Rounding tolerance introduces a small but meaningful sensitivity. A snug underbust of 31.4 inches versus 31.5 inches changes the rounding and can shift the band up by two inches. The working bust choice between leaning alone and an average also affects cup index by one step.

These edge cases mean that the calculated size serves as a precise starting point, not an absolute guarantee. Bra fitting communities recommend trying the computed size, one sister size up, and one sister size down in any new brand or style to identify the best functional fit.

Internationally, conversion complexity grows with less standardized markets. French, Spanish, and Japanese sizing each apply their own band offsets and cup letter sequences, though the underlying differential remains consistent.

The EU method’s 10 cm deduction and 5 cm rounding grid particularly alters the appearance of the band number without changing the garment’s actual circumference. Awareness of these conversion rules prevents misordering across borders.

Measurement technique also matters. Snug underbust requires the tape to be parallel to the floor, touching skin without indenting tissue. Tight underbust demands maximal exhalation and the absolute minimum circumference physically possible.

Standing bust must not compress the nipples or breast tissue. Leaning bust must allow full forward hang without the tape sliding. Small deviations in any one input ripple through the entire calculation.

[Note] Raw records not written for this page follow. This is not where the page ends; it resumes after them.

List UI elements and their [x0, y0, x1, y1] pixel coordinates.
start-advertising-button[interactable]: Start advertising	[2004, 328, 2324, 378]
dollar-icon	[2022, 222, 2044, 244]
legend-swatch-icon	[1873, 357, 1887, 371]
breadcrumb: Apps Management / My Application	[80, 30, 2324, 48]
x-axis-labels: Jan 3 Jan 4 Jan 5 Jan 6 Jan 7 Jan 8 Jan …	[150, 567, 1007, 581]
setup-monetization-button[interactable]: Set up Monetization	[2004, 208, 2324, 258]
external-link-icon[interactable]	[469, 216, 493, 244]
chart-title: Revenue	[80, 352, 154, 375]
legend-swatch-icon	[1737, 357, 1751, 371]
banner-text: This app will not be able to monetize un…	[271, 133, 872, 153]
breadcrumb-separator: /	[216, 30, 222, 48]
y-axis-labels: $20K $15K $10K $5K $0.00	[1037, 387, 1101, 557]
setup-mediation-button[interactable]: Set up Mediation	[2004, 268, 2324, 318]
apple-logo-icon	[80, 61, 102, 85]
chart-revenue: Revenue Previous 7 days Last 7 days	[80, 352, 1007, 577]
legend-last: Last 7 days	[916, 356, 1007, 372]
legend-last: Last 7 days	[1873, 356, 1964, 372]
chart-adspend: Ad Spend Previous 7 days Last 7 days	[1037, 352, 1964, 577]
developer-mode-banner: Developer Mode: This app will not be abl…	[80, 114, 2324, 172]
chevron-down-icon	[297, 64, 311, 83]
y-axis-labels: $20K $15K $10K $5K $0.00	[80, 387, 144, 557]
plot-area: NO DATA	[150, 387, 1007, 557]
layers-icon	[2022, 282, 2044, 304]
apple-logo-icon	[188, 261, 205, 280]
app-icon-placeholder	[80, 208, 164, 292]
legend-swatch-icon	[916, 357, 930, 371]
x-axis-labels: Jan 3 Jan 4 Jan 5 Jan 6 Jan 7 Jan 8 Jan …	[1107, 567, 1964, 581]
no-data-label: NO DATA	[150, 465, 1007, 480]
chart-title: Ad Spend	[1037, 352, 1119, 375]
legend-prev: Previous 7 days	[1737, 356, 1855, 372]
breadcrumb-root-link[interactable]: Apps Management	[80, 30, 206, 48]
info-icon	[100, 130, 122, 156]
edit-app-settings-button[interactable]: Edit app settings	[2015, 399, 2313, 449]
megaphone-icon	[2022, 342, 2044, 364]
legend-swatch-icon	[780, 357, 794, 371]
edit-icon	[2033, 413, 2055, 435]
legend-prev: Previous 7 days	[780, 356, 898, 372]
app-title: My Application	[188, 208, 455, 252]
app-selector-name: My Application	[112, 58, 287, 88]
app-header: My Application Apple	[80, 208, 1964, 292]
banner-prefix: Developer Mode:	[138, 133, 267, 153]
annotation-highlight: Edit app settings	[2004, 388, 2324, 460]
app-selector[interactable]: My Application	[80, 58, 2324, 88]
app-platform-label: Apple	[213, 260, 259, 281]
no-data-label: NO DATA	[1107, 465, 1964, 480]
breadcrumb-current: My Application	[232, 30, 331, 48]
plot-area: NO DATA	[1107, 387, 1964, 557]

Ultimately, the Bali Bra Size Calculator represents a shift from fabric-obsolete arithmetic to elastic-aware computation. The distinction between a 36C and a 32G is not trivial; it is the difference between a bra that functions as a support garment and one that merely covers the chest.

Understanding the formulas and their underlying assumptions equips anyone to evaluate sizing claims critically and arrive at a fit that stabilizes, lifts, and distributes weight as intended.